Korkakların tarihi yorumlama hakkı da yoktur!

Pt, 19/10/2020 - 21:23

Her bireyde cesaret sıfatının eksikliği bir ayıptır ama bir ülkeyi yönetenler için katbekat daha büyük bir ayıptır ve tabi ki o ülkenin halkı için de daha zararlıdır.

Welayet News  - Yiğitlik ve atılganlık anlamına gelen ve ahlaki faziletlerden biri olan cesaret, kişinin zor işlere girişmekten korkmaması, düşman karşısında ve zorlukları göğüslemekte kalp kuvvetine sahip olmasını sağlayan insani bir hale tekabül eder.

Cesaret, öfke gücünün (kuvve-i gadabiye) istikametli ve itidalli kılınması olarak da tanımlanmıştır. Dolayısıyla tehevvür, cesarette ifrata düşmenin sonucu olmadığı gibi korkaklık ve ürkeklik de tefrite düşmenin sonucu değildir.

Cesur insan, ruhi güç ve kalbi kuvvete sahip olduğu halde öfkesini aklın gücü ile dizginleyen kimsedir.

Ahlak alimlerinin ayet ve hadislerden hareketle cesaret erdemini dört üstün fazilet  –hikmet, adalet, cesaret ve iffet –sıralamasına yerleştirmesi dahi bu faziletin ehemmiyeti ve konumunun gösterilmesi için yeterlidir.

Her bireyde cesaret sıfatının eksikliği bir ayıptır ama bir ülkeyi yönetenler için katbekat daha büyük bir ayıptır ve tabi ki o ülkenin halkı için de daha zararlıdır.

Kuranı Kerim’de, cesaret ve Allah'tan başka kimseden korkmamak Allah'ın risaletini üstlenen kişilerin özelliklerinden sayılmıştır. “Daha önce gelip geçen o peygamberler, Allah'ın vahiylerini tebliğ eden, Allah'tan korkan, başka hiç kimseden korkmayan kimselerdir.

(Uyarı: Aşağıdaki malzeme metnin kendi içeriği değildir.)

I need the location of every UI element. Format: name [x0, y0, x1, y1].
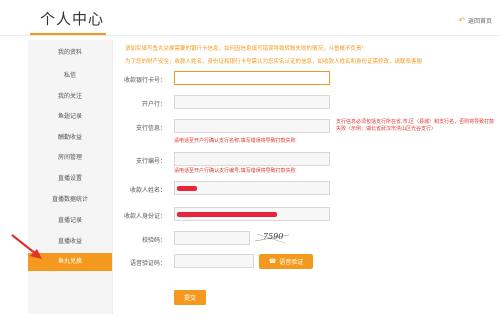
- payee-name-label: 收款人姓名：: [129, 187, 166, 194]
- back-arrow-icon: ↶: [458, 15, 465, 25]
- page-header: 个人中心 ↶ 返回首页: [0, 0, 500, 36]
- voice-code-label: 语音验证码：: [129, 260, 166, 267]
- sidebar-item-fins-record[interactable]: 鱼翅记录: [28, 111, 112, 120]
- captcha-input[interactable]: [174, 231, 250, 245]
- back-home-label: 返回首页: [467, 18, 492, 25]
- captcha-text: 7590: [263, 232, 284, 241]
- notice-line-2: 为了您的财产安全，收款人姓名，身份证和银行卡号需认为您实名认证的信息，如收款人姓…: [125, 59, 423, 65]
- notice-line-1: 请如实填写鱼丸兑换需要的银行卡信息，如何因信息填写错误导致转账失败的情况，斗鱼概…: [125, 46, 368, 52]
- voice-verify-button[interactable]: ☎ 语音验证: [259, 254, 313, 269]
- payee-id-label: 收款人身份证：: [123, 213, 166, 220]
- back-home-link[interactable]: ↶ 返回首页: [458, 16, 492, 25]
- captcha-label: 校验码：: [141, 237, 166, 244]
- branch-info-hint: 支行信息必须包括支行所在省,市,区（县城）和支行名，否则将导致打款失败（示例：湖…: [336, 119, 495, 132]
- sidebar-divider: [112, 40, 113, 314]
- submit-button[interactable]: 提交: [174, 290, 206, 305]
- captcha-image[interactable]: 7590: [255, 231, 289, 245]
- card-number-label: 收款银行卡号：: [123, 77, 166, 84]
- branch-info-label: 支行信息：: [135, 125, 166, 132]
- sidebar-item-reward-income[interactable]: 酬勤收益: [28, 132, 112, 141]
- branch-info-input[interactable]: [174, 119, 330, 133]
- bank-input[interactable]: [174, 95, 330, 109]
- branch-code-input[interactable]: [174, 152, 330, 166]
- voice-code-input[interactable]: [174, 254, 254, 268]
- card-number-input[interactable]: [174, 71, 330, 85]
- branch-code-label: 支行编号：: [135, 158, 166, 165]
- branch-name-hint: 请电话至开户行确认支行名称,填写错误将导致打款失败: [174, 138, 296, 144]
- page-title: 个人中心: [40, 10, 105, 28]
- sidebar-item-profile[interactable]: 我的资料: [28, 47, 112, 56]
- voice-verify-label: 语音验证: [279, 260, 304, 266]
- phone-icon: ☎: [268, 259, 277, 265]
- sidebar-item-live-settings[interactable]: 直播设置: [28, 173, 112, 182]
- sidebar-item-live-stats[interactable]: 直播数据统计: [28, 194, 112, 203]
- payee-id-input[interactable]: [174, 207, 330, 221]
- annotation-arrow-icon: [11, 234, 42, 259]
- sidebar-item-live-records[interactable]: 直播记录: [28, 215, 112, 224]
- sidebar-item-room-management[interactable]: 房间管理: [28, 152, 112, 161]
- payee-name-input[interactable]: [174, 181, 330, 195]
- redaction-mark: [177, 186, 197, 191]
- sidebar: 我的资料 私信 我的关注 鱼翅记录 酬勤收益 房间管理 直播设置 直播数据统计 …: [28, 40, 112, 314]
- bank-label: 开户行：: [141, 101, 166, 108]
- redaction-mark: [177, 212, 277, 217]
- sidebar-item-following[interactable]: 我的关注: [28, 91, 112, 100]
- title-underline: [30, 33, 106, 35]
- sidebar-item-messages[interactable]: 私信: [28, 70, 112, 79]
- branch-code-hint: 请电话至开户行确认支行编号,填写错误将导致打款失败: [174, 168, 296, 174]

Allah, hesap görücü olarak yeter” (Ahzab: 39)

Değerli cesaret vasfı, sadece bireyin amellerini, teşebbüslerini etkilemiyor, onun konularla ilgili yorumlarını ve çıkarsamalarını da etkiliyor.

Gerekli ilimlere sahip olma zarureti dışında, cesaret vasfı da Kuran’ın, hadislerin, tarihin ve diğer meselelerin yorumlanmasında etkilidir ve cesur bireyin yorumu, fakihliği, nakilleri ve tarihi rivayetleri cesur olmayankinden farklıdır!

Korkaklar, düşmana karşı Allah yolunda cihad etme ayetlerini görmüyorlar ve okumasından da ürküyorlar.

Bu tip kişiler, şanı yüce İslam Peygamberi’nin yüzlerce gazve ve seriyyesini unutup Hudeybiye Barışı’nın tahrif olunmuş bir rivayetine sarılıyorlar ve bu barış antlaşmasının kazanımlarını Peygamber’in gazvelerinden daha önemli bulmakta ve “Ali’nin Hendek Muharebesi günü vurduğu bir kılıç darbesi, tüm ins ve cinnin ibadetinden üstündür” hadisini görmezden gelmekteler.

Bu kişiler farkında değiller, eğer o mücahedeler, mücadeleler olmasaydı Hudeybiye Barışı’na sıra gelmezdi ve İslam hicretten önce, daha Mekke’de iken ya da Bedir savaşı sırasında bitme noktasına gelirdi.

Bu fertler, Eimme-i Ethar’ın (a) baştan başa mücadele ve cihad ile dolu tarihinden de sadece İmam Hasan’ın (a) barışını, o da tahrif edilmiş bir şekilde öne çıkarırken, tüm Aşura destanından ise sadece Ömer bin Sa’d ile yapılan müzakereyi, o da tahrif edilmiş suretiyle öne çıkarmaktadır!

Bunlara diyeceğimiz son söz, şu ayeti kerimedir: “De ki: Eğer babalarınız, oğullarınız, kardeşleriniz, eşleriniz, akrabanız, kazandığınız mallar, durgunluğa uğramasından endişe ettiğiniz ticaretiniz ve hoşlandığınız meskenler size Allah’tan, peygamberinden ve O'nun yolunda cihaddan daha sevimli ise, artık Allah buyruğunu (kıyameti) gerçekleştirinceye kadar bekleyin. Allah günaha saplanmış kimseleri hidayete erdirmez” (Tevbe: 24).